The Environmental Protection Agency approved a multi-state fuel waiver from Texas to Washington, D.C., over concerns of fuel supply disruptions increasing after Hurricane Harvey, which inadvertently is also seen as helping the ethanol industry.

The EPA fuel waiver makes it easier for gasoline and diesel supplies to be distributed by relaxing Clean Air Act regulations that require special blends be made available to meet state-specific emission requirements.

The states included in the waiver are: Alabama, Florida, Georgia, Kentucky, Maryland, Mississippi, North Carolina, South Carolina, Tennessee, Virginia, Texas, Louisiana, and D.C.

EPA has issued waivers for counties and parishes in Texas and Louisiana over the last four days, but Wednesday's waiver is different. In addition to including 12 states and the District in the waiver, the elimination of the volatility requirements for gasoline gives the corn ethanol industry the ability to sell higher 15-percent ethanol blends in the gasoline supply in those states, according to the Renewable Fuels Association, the lead trade group for the industry.

The ethanol group pressed EPA Administrator Scott Pruitt this week to issue a national fuel waiver that would allow for higher 15-percent ethanol-to-gasoline fuel blends.
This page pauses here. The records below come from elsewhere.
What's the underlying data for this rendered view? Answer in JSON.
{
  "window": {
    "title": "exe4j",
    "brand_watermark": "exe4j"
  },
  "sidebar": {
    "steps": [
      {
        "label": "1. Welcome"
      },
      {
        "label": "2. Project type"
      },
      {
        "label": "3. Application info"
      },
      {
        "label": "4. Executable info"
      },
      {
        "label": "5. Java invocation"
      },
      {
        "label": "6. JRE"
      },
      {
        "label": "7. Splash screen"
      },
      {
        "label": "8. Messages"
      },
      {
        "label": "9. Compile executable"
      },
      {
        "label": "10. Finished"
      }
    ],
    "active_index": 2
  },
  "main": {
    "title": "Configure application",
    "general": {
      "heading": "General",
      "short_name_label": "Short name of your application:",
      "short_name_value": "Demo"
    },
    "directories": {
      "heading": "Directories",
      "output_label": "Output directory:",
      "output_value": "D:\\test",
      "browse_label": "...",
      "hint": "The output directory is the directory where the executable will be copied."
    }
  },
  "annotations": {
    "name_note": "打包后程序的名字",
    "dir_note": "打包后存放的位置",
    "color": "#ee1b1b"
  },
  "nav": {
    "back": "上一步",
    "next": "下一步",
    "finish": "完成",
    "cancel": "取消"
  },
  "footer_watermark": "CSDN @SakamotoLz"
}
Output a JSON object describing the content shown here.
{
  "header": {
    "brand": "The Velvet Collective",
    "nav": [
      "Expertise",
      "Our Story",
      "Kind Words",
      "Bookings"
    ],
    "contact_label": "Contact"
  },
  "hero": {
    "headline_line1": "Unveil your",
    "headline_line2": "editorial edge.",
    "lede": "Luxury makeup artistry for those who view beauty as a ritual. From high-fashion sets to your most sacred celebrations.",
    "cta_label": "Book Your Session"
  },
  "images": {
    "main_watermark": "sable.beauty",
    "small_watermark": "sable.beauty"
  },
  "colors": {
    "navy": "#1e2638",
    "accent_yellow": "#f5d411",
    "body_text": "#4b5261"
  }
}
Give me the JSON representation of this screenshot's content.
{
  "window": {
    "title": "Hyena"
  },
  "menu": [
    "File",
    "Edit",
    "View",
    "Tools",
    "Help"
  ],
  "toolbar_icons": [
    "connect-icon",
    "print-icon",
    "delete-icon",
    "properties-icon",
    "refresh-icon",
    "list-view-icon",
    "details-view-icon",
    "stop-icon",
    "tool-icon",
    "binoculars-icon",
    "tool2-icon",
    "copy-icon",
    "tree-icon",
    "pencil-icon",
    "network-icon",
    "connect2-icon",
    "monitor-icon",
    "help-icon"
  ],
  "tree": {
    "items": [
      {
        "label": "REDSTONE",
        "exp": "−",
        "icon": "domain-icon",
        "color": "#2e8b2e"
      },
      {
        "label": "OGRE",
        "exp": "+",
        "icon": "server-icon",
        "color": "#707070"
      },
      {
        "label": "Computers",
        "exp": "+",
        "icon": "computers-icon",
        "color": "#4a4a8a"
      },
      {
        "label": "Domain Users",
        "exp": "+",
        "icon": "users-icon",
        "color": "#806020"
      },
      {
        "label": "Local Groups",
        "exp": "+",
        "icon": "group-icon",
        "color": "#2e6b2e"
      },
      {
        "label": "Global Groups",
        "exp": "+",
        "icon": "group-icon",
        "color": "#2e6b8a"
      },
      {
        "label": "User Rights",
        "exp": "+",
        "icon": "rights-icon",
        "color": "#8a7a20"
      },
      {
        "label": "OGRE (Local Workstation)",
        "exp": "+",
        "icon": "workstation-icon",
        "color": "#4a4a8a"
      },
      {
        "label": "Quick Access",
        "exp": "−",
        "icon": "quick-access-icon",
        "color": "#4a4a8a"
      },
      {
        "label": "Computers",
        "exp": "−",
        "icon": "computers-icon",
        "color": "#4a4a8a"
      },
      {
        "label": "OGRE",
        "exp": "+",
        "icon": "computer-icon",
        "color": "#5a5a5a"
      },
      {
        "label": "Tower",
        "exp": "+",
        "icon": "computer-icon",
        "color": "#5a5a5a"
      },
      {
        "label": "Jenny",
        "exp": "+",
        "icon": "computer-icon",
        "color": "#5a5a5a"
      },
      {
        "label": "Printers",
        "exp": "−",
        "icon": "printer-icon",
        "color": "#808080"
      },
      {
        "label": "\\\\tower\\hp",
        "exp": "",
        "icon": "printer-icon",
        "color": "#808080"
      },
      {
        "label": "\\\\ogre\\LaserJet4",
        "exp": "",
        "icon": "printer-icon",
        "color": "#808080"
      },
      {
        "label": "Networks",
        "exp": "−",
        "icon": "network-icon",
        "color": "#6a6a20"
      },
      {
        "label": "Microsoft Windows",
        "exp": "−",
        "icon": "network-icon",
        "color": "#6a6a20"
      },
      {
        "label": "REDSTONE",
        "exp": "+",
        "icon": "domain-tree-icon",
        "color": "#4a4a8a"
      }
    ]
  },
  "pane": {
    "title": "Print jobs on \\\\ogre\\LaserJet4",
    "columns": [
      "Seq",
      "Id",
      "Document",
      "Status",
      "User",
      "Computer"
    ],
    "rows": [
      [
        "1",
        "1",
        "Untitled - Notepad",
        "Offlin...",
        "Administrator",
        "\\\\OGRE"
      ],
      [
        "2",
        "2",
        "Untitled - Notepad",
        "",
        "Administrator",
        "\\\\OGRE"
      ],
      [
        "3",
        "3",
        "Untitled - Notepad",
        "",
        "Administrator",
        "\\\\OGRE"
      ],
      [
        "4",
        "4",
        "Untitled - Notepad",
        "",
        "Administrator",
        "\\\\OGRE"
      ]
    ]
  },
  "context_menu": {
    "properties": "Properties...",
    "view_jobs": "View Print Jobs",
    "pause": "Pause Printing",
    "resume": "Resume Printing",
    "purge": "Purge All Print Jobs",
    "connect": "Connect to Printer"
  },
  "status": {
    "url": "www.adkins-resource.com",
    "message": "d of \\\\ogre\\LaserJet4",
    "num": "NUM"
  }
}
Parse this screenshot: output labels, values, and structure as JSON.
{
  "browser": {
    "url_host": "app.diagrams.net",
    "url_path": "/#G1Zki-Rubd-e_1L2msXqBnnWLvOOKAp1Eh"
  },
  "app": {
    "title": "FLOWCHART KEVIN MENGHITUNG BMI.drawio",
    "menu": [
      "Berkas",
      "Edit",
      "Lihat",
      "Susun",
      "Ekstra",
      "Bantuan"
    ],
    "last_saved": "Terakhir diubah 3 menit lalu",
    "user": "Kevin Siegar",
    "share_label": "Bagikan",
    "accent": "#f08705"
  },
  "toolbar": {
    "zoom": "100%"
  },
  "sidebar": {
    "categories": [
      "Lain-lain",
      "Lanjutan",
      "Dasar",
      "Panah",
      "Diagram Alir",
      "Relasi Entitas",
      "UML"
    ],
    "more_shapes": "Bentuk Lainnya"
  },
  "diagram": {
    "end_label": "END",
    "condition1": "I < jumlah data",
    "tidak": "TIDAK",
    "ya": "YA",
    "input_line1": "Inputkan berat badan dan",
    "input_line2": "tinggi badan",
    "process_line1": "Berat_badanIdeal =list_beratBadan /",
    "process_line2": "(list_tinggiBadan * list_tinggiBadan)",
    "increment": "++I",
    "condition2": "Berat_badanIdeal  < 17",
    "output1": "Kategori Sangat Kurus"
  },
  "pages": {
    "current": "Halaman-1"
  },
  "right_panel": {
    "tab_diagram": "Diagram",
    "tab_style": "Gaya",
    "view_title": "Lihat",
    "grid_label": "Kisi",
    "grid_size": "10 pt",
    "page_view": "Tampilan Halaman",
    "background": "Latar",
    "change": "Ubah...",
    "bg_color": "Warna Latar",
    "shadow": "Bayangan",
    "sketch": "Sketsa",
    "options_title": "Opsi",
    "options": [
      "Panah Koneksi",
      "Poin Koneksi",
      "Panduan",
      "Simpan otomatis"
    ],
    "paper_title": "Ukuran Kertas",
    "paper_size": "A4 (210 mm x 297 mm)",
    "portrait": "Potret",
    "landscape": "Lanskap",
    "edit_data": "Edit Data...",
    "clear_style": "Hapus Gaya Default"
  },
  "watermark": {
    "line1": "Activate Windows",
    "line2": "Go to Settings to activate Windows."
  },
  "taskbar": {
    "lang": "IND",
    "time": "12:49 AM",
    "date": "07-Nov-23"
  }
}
Most of the country's gasoline includes 10 percent ethanol, or E10, but the industry wants year-round availability of 15-percent blends so it can meet EPA mandates to blend more renewable fuel.

Current EPA emission rules don't allow for E15 to be blended in the summer because of its high fuel volatility and pressure rating. But the new waiver relaxes those requirements for reformulated gasoline and low volatility gasoline through Sept. 15, opening up an opportunity to sell more E15 from the Gulf Coast to the Mid-Atlantic.

"This allows for the sale of E15 in those conventional gasoline areas of the states covered by the waiver and is effectively what we asked of the agency on Monday," said Bob Dinneen, the group's CEO and president.

"Retailers must still meet or be deemed compliant with other regulatory requirements associated with selling E15, such as the Misfueling Mitigation Plan," Dinneen said. That plan is an EPA requirement to ensure certain model-year vehicles do not use E15 because it could damage the engine.

Dinneen's letter to Pruitt on Monday framed ethanol as a cheaper alternative to gasoline that will help reduce the cost of fuel during a time when disruptions are expected to drive prices higher. "But consumers facing likely gasoline supply issues as a result of Hurricane Harvey are one important step closer today to a high-octane, lost-cost alternative," Dinneen said Wednesday.